AUTRE CHOSE : le roman « anéantir" se situe en 2027, soit dans un quinquennat. Or, une autre réputation prêtée à cet auteur est celle d'un visionnaire... comment se pourrait-il que dans cinq ans le président de la République de 2022 à 2027 n'aurait pas rectifié la situation catastrophique dans les EHPAD ? Deux explications : 1- Vous allez ré-élire Macron ; 2- Houellebecq visionnaire se sera planté sur ce coup-ci.
EXTRAITS :
PAGE 189
La médecin-chef eut un geste de satisfaction, mais en même temps elle n'avait pas terminé son exposé, et elle aimait terminer ses exposés. « C'est une petite unité, d'une quarantaine de lits, créée à la suite de la circulaire Kouchner du 3 mai 2002… » commença-t-elle avec douceur, et là personne ne pouvait se rendre compte mais cette circulaire avait été la dernière signée par Bernard Kouchner, juste avant qu'il ne doive quitter ses fonctions en raison de l'élection présidentielle dont le second tout avait lieu le surlendemain, le 5 mai, et pour elle c'était bouleversant parce qu'elle avait été amoureuse de Bernard Kouchner pendant toute son adolescence, amoureuse grave, et que cela avait pesé lourd dans sa décision d'entreprendre des études de médecine, elle avait même le demi-souvenir un peu honteux de s'être, le soir de son inscription à la fac de médecine, masturbée devant une affiche de Bernard Kouchner en meeting qui décorait sa chambre, ce n'était pourtant qu'un meeting de parti socialiste, il n'avait même pas de sac de riz. « Comme beaucoup d'unités EVC-EPR, elle est adossée à un EHPAD », poursuivit-elle alors qu'elle se remettait difficilement, qu'elle sentait quelque chose de trouble et d'humide envahir son entrejambe, l'évocation de Bernard Kouchner elle avait vraiment intérêt à éviter. Au bout de trente secondes de respiration coordonnée, elle se reprit. « Oui, je sais, dit-elle en se retournant vers Cécile, les EHPAD ont une mauvaise réputation, et c'est loin d'être injustifié, il est vrai que dans l'ensemble ce sont des mouroirs ignobles, je ne devrais peut-être pas dire ça mais à mon avis les EHPAD sont l'une des plus grandes hontes du système médical français… » (…)

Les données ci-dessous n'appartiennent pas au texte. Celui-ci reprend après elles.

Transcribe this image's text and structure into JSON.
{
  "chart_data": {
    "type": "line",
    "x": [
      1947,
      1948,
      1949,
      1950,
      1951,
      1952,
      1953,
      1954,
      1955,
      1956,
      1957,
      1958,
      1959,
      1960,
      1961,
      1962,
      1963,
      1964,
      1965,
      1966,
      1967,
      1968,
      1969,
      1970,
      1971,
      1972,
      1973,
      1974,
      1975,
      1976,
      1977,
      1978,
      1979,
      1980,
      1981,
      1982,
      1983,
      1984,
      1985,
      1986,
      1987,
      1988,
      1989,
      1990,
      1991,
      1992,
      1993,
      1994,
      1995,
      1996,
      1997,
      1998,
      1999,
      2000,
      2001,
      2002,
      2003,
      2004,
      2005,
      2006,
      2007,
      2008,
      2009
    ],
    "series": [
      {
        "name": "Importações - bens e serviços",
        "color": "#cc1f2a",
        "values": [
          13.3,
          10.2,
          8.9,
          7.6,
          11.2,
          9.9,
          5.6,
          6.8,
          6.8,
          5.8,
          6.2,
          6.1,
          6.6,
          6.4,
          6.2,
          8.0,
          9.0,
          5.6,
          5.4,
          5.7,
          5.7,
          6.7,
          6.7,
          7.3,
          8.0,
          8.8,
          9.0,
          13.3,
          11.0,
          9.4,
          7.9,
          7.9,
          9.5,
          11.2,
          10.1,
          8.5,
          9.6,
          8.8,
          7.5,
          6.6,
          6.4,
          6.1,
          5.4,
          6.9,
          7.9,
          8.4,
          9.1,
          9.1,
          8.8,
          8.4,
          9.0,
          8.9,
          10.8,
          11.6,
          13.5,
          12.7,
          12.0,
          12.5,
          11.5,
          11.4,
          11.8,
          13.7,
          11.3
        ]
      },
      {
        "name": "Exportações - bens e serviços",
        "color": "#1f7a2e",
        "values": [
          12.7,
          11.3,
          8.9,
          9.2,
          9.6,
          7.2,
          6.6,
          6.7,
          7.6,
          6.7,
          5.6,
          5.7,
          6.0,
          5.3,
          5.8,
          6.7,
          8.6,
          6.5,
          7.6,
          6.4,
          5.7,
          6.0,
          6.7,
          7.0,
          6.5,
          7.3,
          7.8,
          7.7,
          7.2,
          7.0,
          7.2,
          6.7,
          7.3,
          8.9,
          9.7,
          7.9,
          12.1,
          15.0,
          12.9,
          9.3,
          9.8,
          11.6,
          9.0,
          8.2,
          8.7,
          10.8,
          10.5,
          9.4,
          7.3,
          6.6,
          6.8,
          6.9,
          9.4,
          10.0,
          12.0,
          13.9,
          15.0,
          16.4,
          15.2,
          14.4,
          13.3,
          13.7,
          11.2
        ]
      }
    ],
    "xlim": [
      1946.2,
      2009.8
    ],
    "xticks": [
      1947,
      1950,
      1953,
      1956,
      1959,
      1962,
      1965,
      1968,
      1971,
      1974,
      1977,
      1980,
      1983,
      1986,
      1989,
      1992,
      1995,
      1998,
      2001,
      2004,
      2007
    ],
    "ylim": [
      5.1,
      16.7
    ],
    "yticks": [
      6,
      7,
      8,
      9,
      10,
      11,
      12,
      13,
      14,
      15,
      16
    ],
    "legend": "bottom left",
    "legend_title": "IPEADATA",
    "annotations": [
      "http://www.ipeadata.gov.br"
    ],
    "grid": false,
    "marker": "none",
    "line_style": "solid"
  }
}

[EXPLICATION pour ce qui suit : MARYSE est une aide-soignante africaine travaillant dans l'EHPAD où est transféré le père du personnage principal du livre : Paul. D'où vient Maryse ? « Le Bénin c'est ce que les Français appelaient le Dahomey, quand ils possédaient le pays. »]
PAGE 442
Cécile se tut ; depuis un peu plus d'une heure elle avait réussi à oublier le sujet de Maryse, elle avait passé presque toutes les nuits à la maison cette semaine, ça n'allait pas bien du tout, l'EHPAD c'était encore pire que ce qu'elle avait imaginé. Les résidents qui n'étaient pas en état de se lever avaient presque tous des escarres épouvantables. Elle avait dix minutes pour faire leur toilette, c'était très insuffisant, et il y en avait beaucoup qui ne pouvaient plus aller aux toilettes eux-mêmes, on l'appelait tout le temps sur son portable, sans compter les malades qui criaient, de leurs chambres, qu'on vienne s'occuper d'eux, parfois quand elle revenait le petit vieux n'avait pas pu se retenir, il avait chié sur lui et sur le sol, elle devait nettoyer tout ça, la merde et les draps souillés c'était désagréable, mais le pire de tout, c'était leur regard implorant quand elle arrivait dans les chambres, et leur manière de lui dire : « Vous êtes gentille, mademoiselle. » Chez elle, en Afrique, des choses comme ça ne se seraient pas produites, si c'était ça le progrès ça ne valait pas la peine.
PAGE 475
Elle [Maryse] raccrocha à regret ; Aurélien lui manquait douloureusement, dans l'état de perplexité qui était le sien. Ils vivaient dans des enfers parallèles et se rejoignaient chaque fin de semaine dans un monde à eux, un mini-monde qui n'avait pas d'existence réelle, parce qu'il n'avait jusqu'à présent aucune viabilité économique. Elle était toujours indignée par les conditions de travail à l'EHPAD, indignée et stupéfaite que de telles choses puissent exister en France, que des vieillards puissent, au soir de leur vie, être soumis à de telles humiliations.